Au cours des 12 dernières années, les libéraux ont régulièrement utilisé les Mulroney-Kim Campbell du parti progressif conservateur, les partis populistes de droite, le parti réformiste et l'Alliance canadienne et maintenant Stephen Harper, comme épouvantails de droite. Ils ont gagné les quatre dernières élections en se présentant contre les propositions «mal intentionnés» de la droite, pour ensuite appliquer des pans entiers du programme conservateur, réformiste et allianciste. C'est le gouvernement de Martin et Chrétien qui a appliqué la taxe sur les produits et services (TPS) de Mulroney, l'appel des réformistes à éliminer le déficit annuel et l'appel de l'Alliance canadienne en faveur de coupures de taxes massives.

Il ne fait pas de doute que les libéraux calculent que leur présente alliance avec le NPD va les aider pour l'élection à venir en leur permettant de ranimer leur image progressiste.

Le rejet par le NPD de sa traditionnelle politique réformiste keynésienne, exprimé par le gloussement de Layton sur une pitance de seulement 2% d'augmentation dans les dépenses gouvernementales dans un contexte d'accroissement des inégalités, de la faim et de l'insécurité économique; l'offensive du gouvernement de Martin et Chrétien contre l'État providence; et l'émergence d'un parti conservateur qui prend pour modèle les républicains américains, tout ceci indique que la politique officielle au Canada a pris un virage marqué vers la droite et que la classe ouvrière ne peut défendre ses intérêts dans le cadre politique existant.
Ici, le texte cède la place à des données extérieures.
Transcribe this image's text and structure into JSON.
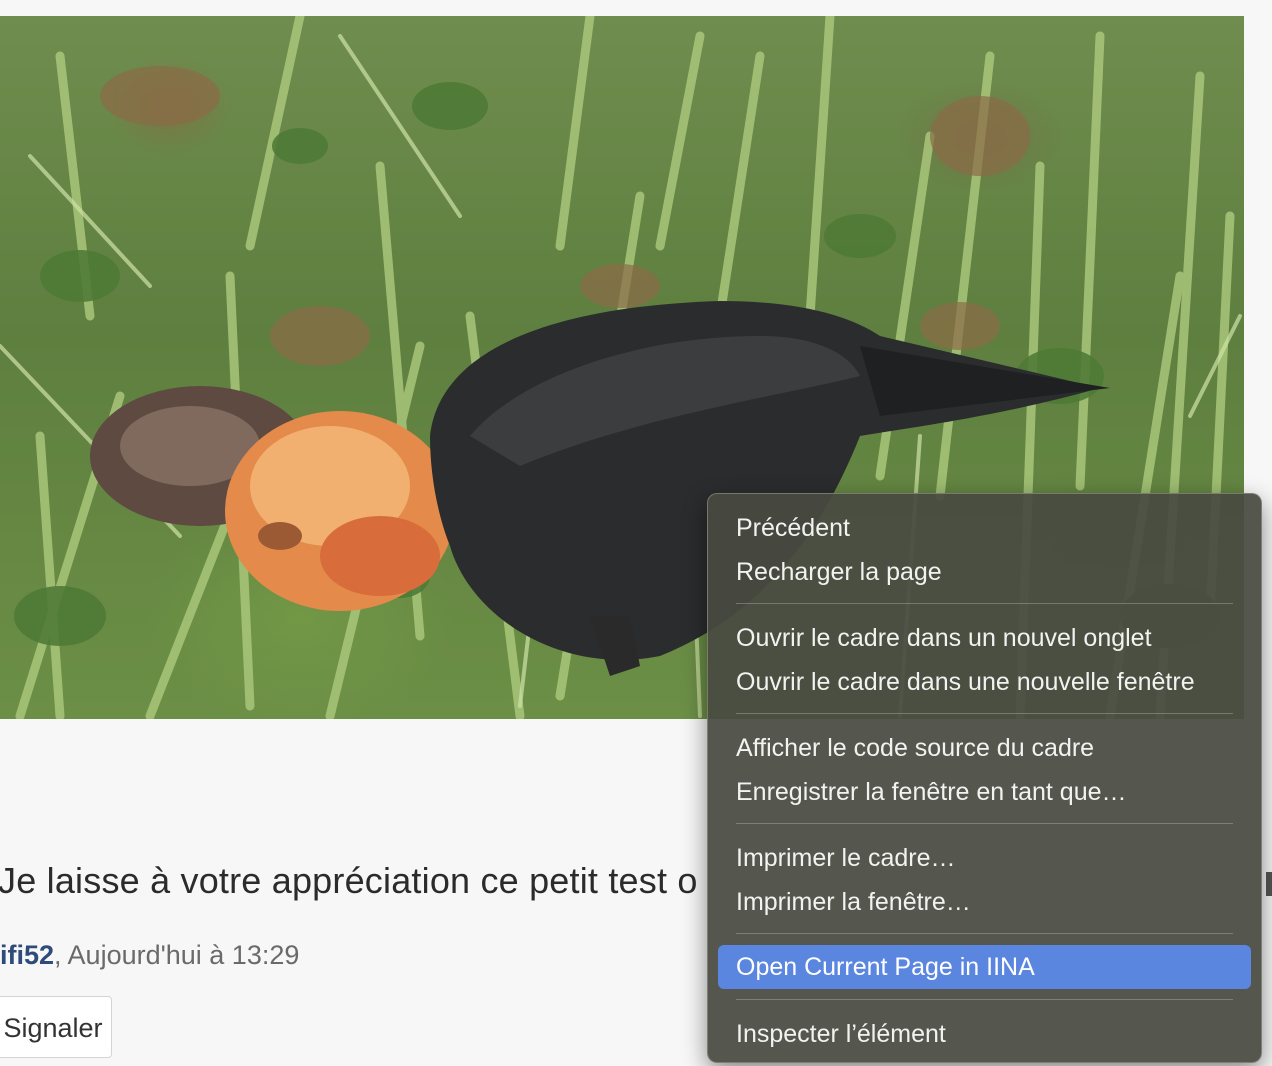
{
  "post": {
    "text": "Je laisse à votre appréciation ce petit test o",
    "author": "ifi52",
    "timestamp": ", Aujourd'hui à 13:29",
    "report_label": "Signaler"
  },
  "context_menu": {
    "items": [
      {
        "label": "Précédent"
      },
      {
        "label": "Recharger la page"
      },
      {
        "label": "Ouvrir le cadre dans un nouvel onglet"
      },
      {
        "label": "Ouvrir le cadre dans une nouvelle fenêtre"
      },
      {
        "label": "Afficher le code source du cadre"
      },
      {
        "label": "Enregistrer la fenêtre en tant que…"
      },
      {
        "label": "Imprimer le cadre…"
      },
      {
        "label": "Imprimer la fenêtre…"
      },
      {
        "label": "Open Current Page in IINA",
        "highlighted": true
      },
      {
        "label": "Inspecter l’élément"
      }
    ]
  },
  "colors": {
    "highlight": "#5b86e0",
    "menu_background": "#484a42",
    "username": "#2f4b7a"
  }
}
Le Parti de l'égalité socialiste (Canada) lutte pour la construction d'un nouveau parti de masse de la classe ouvrière qui refuse d'accepter la subordination de ses besoins à la course aux profits des compagnies. Il s'oppose à tous ceux qui font la promotion du nationalisme canadien ou québécois, et ce faisant, lient la classe ouvrière à l'une l'autre des factions de la classe dirigeante. Il se fait le champion de la lutte pour unifier les travailleurs du monde contre le capital international et son système dépassé de l'état-nation.